"Il progresso tecnologico, almeno nel lungo periodo, tende a generare piu’ posti di lavoro di quanti ne distrugga. Tuttavia occorre riflettere, oggi, se durante la transizione verso un nuovo equilibrio con piu’ automazione e piu’ ‘digitale’, i costi economici e sociali – in termini di salari relativi, di qualita’ delle occupazioni, di partecipazione al mercato del lavoro – non possano comunque essere molto rilevanti".
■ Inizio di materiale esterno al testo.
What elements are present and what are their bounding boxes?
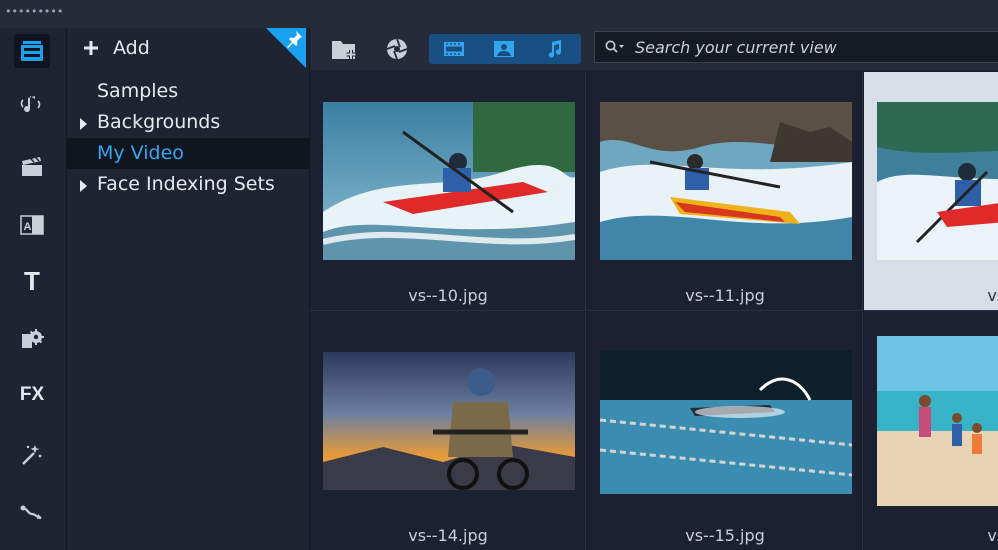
photo-icon xyxy=(494,41,514,57)
media-thumbnail[interactable] xyxy=(323,352,575,490)
motion-path-icon xyxy=(20,505,42,520)
add-folder-button[interactable]: Add xyxy=(83,32,150,64)
aperture-icon xyxy=(386,38,408,60)
view-filter-group xyxy=(429,34,581,64)
search-icon[interactable] xyxy=(605,40,625,54)
library-header: Add xyxy=(67,28,309,68)
show-photos-button[interactable] xyxy=(479,34,529,64)
tree-item-my-video[interactable]: My Video xyxy=(67,138,309,169)
media-browser: vs--10.jpg vs--11.jpg xyxy=(310,28,998,550)
fx-text-icon: FX xyxy=(19,384,45,405)
thumbnail-caption: vs-- xyxy=(987,526,998,545)
media-thumbnail[interactable] xyxy=(877,336,998,506)
music-note-icon xyxy=(20,96,41,113)
media-thumbnail[interactable] xyxy=(877,102,998,260)
svg-text:AB: AB xyxy=(24,221,40,233)
tree-item-label: Face Indexing Sets xyxy=(97,173,275,195)
search-box[interactable] xyxy=(594,31,998,63)
transition-category-button[interactable]: AB xyxy=(14,208,50,242)
path-category-button[interactable] xyxy=(14,496,50,530)
browser-toolbar xyxy=(310,28,998,70)
show-videos-button[interactable] xyxy=(429,34,479,64)
show-audio-button[interactable] xyxy=(529,34,579,64)
transition-ab-icon: AB xyxy=(20,215,44,235)
tree-item-face-indexing-sets[interactable]: Face Indexing Sets xyxy=(67,169,309,200)
title-category-button[interactable]: T xyxy=(14,264,50,298)
thumbnail-caption: vs--15.jpg xyxy=(685,526,765,545)
tree-item-label: Samples xyxy=(97,80,179,102)
add-label: Add xyxy=(113,37,150,59)
media-category-button[interactable] xyxy=(14,34,50,68)
thumbnail-tile[interactable]: vs--14.jpg xyxy=(310,312,586,550)
filter-category-button[interactable]: FX xyxy=(14,378,50,412)
magic-wand-icon xyxy=(22,445,42,465)
clapper-icon xyxy=(22,157,42,176)
title-text-icon: T xyxy=(24,265,40,296)
thumbnail-caption: vs-- xyxy=(987,286,998,305)
media-library-icon xyxy=(21,41,43,61)
category-rail: AB T FX xyxy=(0,28,67,550)
graphics-gear-icon xyxy=(22,329,44,348)
thumbnail-caption: vs--14.jpg xyxy=(408,526,488,545)
media-thumbnail[interactable] xyxy=(600,102,852,260)
import-media-button[interactable] xyxy=(330,34,360,64)
pin-icon xyxy=(287,31,302,48)
tree-item-backgrounds[interactable]: Backgrounds xyxy=(67,107,309,138)
tree-item-label: My Video xyxy=(97,142,184,164)
search-input[interactable] xyxy=(633,36,997,58)
sound-category-button[interactable] xyxy=(14,88,50,122)
tree-item-samples[interactable]: Samples xyxy=(67,76,309,107)
library-panel: Add Samples Backgrounds My Video Face In… xyxy=(67,28,310,550)
effects-category-button[interactable] xyxy=(14,438,50,472)
tree-item-label: Backgrounds xyxy=(97,111,221,133)
expand-arrow-icon[interactable] xyxy=(80,180,87,192)
thumbnail-tile[interactable]: vs--10.jpg xyxy=(310,72,586,311)
library-tree: Samples Backgrounds My Video Face Indexi… xyxy=(67,76,309,200)
media-thumbnail[interactable] xyxy=(600,350,852,494)
expand-arrow-icon[interactable] xyxy=(80,118,87,130)
title-strip: ••••••••• xyxy=(0,0,998,28)
film-strip-icon xyxy=(444,42,464,56)
instant-project-button[interactable] xyxy=(14,150,50,184)
thumbnail-tile[interactable]: vs-- xyxy=(864,72,998,311)
drag-grip-icon[interactable]: ••••••••• xyxy=(5,6,63,17)
thumbnail-tile[interactable]: vs--11.jpg xyxy=(587,72,863,311)
thumbnail-caption: vs--10.jpg xyxy=(408,286,488,305)
graphics-category-button[interactable] xyxy=(14,322,50,356)
folder-add-icon xyxy=(332,41,356,59)
plus-icon xyxy=(84,41,98,55)
thumbnail-grid: vs--10.jpg vs--11.jpg v vs--14.jpg vs--1… xyxy=(310,72,998,550)
thumbnail-tile[interactable]: vs-- xyxy=(864,312,998,550)
capture-button[interactable] xyxy=(382,34,412,64)
thumbnail-caption: vs--11.jpg xyxy=(685,286,765,305)
thumbnail-tile[interactable]: vs--15.jpg xyxy=(587,312,863,550)
media-thumbnail[interactable] xyxy=(323,102,575,260)
music-note-icon xyxy=(548,40,562,58)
Lo ha detto il governatore della Banca d’Italia, Ignazio Visco, nella sua prolusione sul tema "Innovazione, conoscenza, finanza" all’Universita’ di Cagliari in occasione dell’inaugurazione dell’anno accademico 2019-2020. "Alcune societa’- tra cui le cosiddette ‘Big Tech’, quali Amazon, Apple, Facebook e Google – si trovano nella posizione migliore per sfruttare i cambiamenti; possono utilizzare il vantaggio di un enorme patrimonio di informazioni personali sui consumatori e possono piu’ facilmente abbattere i prezzi con investimenti in tecnologia e sfruttando le differenze tra paesi nel costo del lavoro – ha proseguito Visco -. L’attivita’ delle imprese Big Tech e di altre con caratteristiche simili pone delicate questioni riguardanti la sicurezza informatica, anche con riferimento alla gestione e al trattamento dei dati personali. Per la complessita’ e per la natura globale di questi temi qualsiasi tentativo di regolamentazione unilaterale e’ destinato al fallimento; sono indispensabili iniziative a livello internazionale".
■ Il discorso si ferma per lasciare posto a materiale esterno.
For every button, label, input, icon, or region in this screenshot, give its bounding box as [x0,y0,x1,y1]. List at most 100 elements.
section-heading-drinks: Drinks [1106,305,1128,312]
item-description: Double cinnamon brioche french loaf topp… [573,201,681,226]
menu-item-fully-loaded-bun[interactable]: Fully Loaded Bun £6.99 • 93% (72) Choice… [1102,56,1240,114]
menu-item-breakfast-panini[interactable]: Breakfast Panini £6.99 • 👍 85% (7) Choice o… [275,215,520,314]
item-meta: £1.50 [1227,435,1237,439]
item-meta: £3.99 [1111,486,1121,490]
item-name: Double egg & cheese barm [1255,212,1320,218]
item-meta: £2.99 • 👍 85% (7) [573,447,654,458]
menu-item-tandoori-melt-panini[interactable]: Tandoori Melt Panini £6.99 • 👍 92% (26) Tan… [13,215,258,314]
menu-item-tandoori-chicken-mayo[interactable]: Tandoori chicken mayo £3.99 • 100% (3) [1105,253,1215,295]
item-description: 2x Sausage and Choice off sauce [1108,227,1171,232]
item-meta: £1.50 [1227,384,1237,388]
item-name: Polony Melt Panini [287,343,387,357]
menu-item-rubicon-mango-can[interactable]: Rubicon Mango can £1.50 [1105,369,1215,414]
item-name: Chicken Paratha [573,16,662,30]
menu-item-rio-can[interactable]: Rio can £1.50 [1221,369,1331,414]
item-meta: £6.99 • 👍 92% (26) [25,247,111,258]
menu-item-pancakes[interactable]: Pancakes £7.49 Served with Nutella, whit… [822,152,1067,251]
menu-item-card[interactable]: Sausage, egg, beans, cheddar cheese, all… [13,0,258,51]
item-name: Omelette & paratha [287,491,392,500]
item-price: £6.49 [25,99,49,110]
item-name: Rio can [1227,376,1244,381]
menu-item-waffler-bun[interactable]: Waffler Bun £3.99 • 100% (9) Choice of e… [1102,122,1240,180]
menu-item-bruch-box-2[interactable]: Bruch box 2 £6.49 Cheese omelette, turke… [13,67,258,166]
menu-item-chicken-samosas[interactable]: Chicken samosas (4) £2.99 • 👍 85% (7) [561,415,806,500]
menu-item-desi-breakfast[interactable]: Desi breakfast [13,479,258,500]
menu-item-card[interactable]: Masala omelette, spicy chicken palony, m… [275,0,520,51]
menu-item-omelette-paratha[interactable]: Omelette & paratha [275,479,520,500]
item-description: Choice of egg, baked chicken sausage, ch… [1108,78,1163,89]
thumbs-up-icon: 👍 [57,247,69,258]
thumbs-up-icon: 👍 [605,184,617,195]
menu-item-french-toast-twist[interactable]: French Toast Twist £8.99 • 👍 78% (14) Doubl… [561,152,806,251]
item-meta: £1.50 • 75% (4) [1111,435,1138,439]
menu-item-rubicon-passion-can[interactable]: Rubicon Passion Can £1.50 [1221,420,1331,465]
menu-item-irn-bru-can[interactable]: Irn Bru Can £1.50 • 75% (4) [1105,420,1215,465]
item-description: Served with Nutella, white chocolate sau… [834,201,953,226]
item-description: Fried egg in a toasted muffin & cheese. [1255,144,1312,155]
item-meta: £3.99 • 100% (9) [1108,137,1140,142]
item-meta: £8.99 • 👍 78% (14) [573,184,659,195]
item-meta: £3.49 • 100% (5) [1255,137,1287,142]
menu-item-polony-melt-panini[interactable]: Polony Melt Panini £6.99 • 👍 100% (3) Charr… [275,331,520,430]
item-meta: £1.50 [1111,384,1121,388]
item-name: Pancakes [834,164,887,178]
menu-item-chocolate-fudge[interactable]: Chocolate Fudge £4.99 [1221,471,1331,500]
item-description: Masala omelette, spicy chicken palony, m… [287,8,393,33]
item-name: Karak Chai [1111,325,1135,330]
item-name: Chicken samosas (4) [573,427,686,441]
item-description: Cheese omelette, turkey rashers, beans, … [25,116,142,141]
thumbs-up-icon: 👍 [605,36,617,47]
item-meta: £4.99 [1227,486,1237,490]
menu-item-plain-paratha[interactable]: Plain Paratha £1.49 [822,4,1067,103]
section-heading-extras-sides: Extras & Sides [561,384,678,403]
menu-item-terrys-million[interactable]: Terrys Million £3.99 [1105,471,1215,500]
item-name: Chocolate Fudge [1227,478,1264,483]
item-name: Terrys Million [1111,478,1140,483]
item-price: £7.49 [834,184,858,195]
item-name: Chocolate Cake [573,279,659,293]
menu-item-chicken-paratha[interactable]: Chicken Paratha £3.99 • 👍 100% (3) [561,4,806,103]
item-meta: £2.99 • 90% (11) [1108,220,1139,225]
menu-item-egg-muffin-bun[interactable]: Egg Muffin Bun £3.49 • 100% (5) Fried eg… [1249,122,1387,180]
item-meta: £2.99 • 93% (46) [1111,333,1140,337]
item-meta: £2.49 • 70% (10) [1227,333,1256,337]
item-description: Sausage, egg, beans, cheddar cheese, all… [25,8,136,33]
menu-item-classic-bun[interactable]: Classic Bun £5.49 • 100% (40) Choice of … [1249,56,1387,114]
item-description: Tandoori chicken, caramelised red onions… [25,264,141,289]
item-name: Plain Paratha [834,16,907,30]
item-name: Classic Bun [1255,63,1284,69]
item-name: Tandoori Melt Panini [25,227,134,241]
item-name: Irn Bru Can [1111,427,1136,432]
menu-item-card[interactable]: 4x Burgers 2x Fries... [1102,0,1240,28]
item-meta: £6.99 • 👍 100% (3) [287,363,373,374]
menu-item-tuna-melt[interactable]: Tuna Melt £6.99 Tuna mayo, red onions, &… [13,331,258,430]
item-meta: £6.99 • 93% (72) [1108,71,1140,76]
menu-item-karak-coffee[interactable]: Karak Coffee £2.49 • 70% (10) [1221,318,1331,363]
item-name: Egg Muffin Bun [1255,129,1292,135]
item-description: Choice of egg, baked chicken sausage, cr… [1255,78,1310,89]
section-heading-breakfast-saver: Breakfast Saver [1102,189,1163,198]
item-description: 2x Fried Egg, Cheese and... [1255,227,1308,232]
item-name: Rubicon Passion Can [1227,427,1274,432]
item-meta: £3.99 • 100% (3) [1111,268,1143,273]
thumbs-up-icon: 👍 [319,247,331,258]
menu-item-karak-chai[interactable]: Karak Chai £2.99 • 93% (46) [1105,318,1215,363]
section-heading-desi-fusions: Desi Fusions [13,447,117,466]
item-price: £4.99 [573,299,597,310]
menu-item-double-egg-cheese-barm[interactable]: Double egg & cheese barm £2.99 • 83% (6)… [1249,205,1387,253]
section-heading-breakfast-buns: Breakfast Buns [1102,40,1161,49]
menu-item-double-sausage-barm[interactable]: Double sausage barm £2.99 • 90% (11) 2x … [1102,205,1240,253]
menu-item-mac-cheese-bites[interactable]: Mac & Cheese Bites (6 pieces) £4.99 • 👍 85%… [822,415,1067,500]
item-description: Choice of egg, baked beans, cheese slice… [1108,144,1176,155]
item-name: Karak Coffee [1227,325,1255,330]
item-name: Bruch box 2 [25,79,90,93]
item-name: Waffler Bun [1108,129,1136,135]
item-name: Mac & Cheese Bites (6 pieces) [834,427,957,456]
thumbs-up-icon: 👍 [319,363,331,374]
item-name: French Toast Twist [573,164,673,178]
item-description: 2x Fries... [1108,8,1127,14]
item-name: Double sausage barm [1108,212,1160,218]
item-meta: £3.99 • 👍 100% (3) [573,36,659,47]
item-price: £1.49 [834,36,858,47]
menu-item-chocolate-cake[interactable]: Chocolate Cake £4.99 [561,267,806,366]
"In Italia il sistema produttivo non e’ riuscito ad adattarsi con prontezza ai grandi cambiamenti prodotti nel tempo dalla tecnologia e dalla globalizzazione; ne hanno risentito la produttivita’ e il potenziale di crescita dell’economia – ha proseguito il governatore -. Gli indici che riassumono il livello di digitalizzazione dell’Unione europea e degli Stati membri pongono l’Italia agli ultimi posti, con un ritardo particolarmente accentuato negli utilizzi e nelle competenze. Sebbene l’istruzione renda, in Italia, meno che nella media degli altri paesi dell’OCSE – fattore che alimenta la cosiddetta ‘fuga dei cervelli’ – titoli di studio superiori hanno comunque un rendimento maggiore degli altri".